Initially, all metadata entries are set as invalid, and none of them is backed by any physical storage. When a page is first accessed from the shadow address space, perhaps because the OS just allocates a new page in the shadow address space, a page fault-like event is triggered on the memory controller. The controller first activates a 4KB buffer to accumulate cache lines from the upper levels before sending them for compression. This amortizes the overhead of page allocation and metadata update for the first few cache lines of a compressed page. The buffer is retired after a while or after another controller page fault happens. The compressor processes each line in the buffer, and also computes the compressed size. If all lines fit into their physical slots (recall that Buri assumes static 4:1 compression ratio), only one 1KB page will be allocated. Otherwise, two or more pages are allocated, with overflowed pages stored after the regulat slots.

When a dirty line is written back, its compressed size may have changed, which makes it no longer fit for the physical slot. In this case, the slot stores a pointer to the overflow area, at which location the line is written. The metadata entry is also updated to reflect the status change of the line. If the overflow area itself overflows, one more block is requested from the free list as shown above. If the page already has four blocks, then the page will be stored uncompressed, since compression does not reduce storage usage.

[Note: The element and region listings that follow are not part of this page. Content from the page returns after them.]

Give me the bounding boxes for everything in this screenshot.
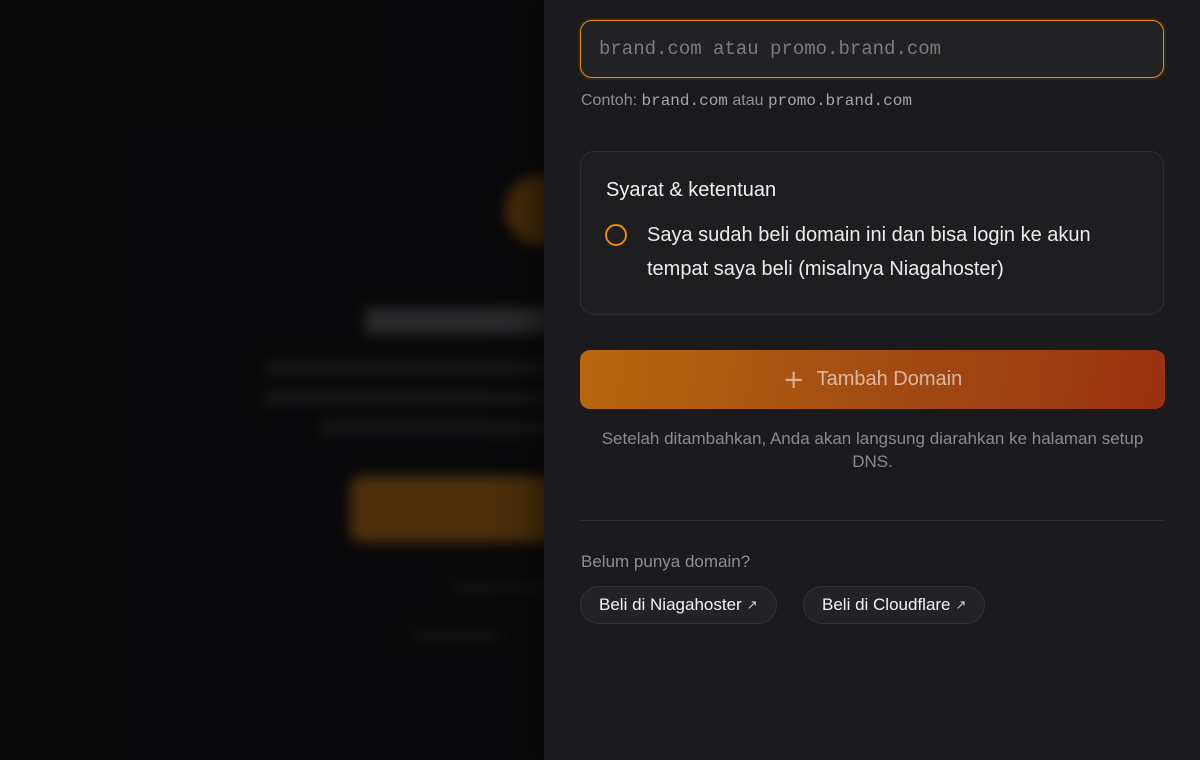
plus-icon: +	[782, 364, 805, 395]
buy-cloudflare-link[interactable]: Beli di Cloudflare ↗	[803, 586, 986, 624]
no-domain-prompt: Belum punya domain?	[581, 552, 751, 571]
add-domain-panel: Contoh: brand.com atau promo.brand.com S…	[544, 0, 1200, 760]
add-domain-button[interactable]: + Tambah Domain	[580, 350, 1165, 409]
add-domain-label: Tambah Domain	[816, 368, 963, 390]
hint-example-2: promo.brand.com	[767, 92, 912, 110]
buy-cloudflare-label: Beli di Cloudflare	[822, 595, 951, 614]
domain-input[interactable]	[580, 20, 1164, 78]
terms-checkbox-label[interactable]: Saya sudah beli domain ini dan bisa logi…	[647, 218, 1147, 286]
domain-hint: Contoh: brand.com atau promo.brand.com	[581, 92, 912, 110]
hint-prefix: Contoh:	[581, 92, 642, 109]
terms-checkbox[interactable]	[605, 224, 627, 246]
external-link-icon: ↗	[746, 597, 758, 613]
external-link-icon: ↗	[955, 597, 967, 613]
hint-example-1: brand.com	[641, 92, 728, 110]
divider	[580, 520, 1165, 521]
buy-niagahoster-label: Beli di Niagahoster	[599, 595, 742, 614]
buy-niagahoster-link[interactable]: Beli di Niagahoster ↗	[580, 586, 777, 624]
terms-card: Syarat & ketentuan Saya sudah beli domai…	[580, 151, 1164, 315]
hint-separator: atau	[727, 92, 768, 109]
terms-title: Syarat & ketentuan	[606, 179, 777, 201]
redirect-note: Setelah ditambahkan, Anda akan langsung …	[601, 429, 1144, 471]
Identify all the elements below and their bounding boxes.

The article also proposes a few optimizations that can be applied for better performance. First, zero cache lines are not even physically stored. Once a zero line is detected on a write request, the per-line status field is set to reflect the presence of a zero line. On future accesses to that line, the page body is not even accessed if a zero line is seen, which reduces the number of memory accesses if many cache lines are all-zero. The second optimization is prefetcing. Both page-level and line-level prefetching is proposed. For page level pre-fetching, a global predictor is used to generate the next page to be accessed, whose metadata entry is then prefetched into the buffer. For line-level prefetcing, when a compressed line is read in-place, the controller always prefetches data in the next slot if it contains an indirection pointer. This reduces one extra memory access for the pointer if access locality is high. The last optimization is on memory request scheduling, which prioritizes blocks whose metadata is in the cache.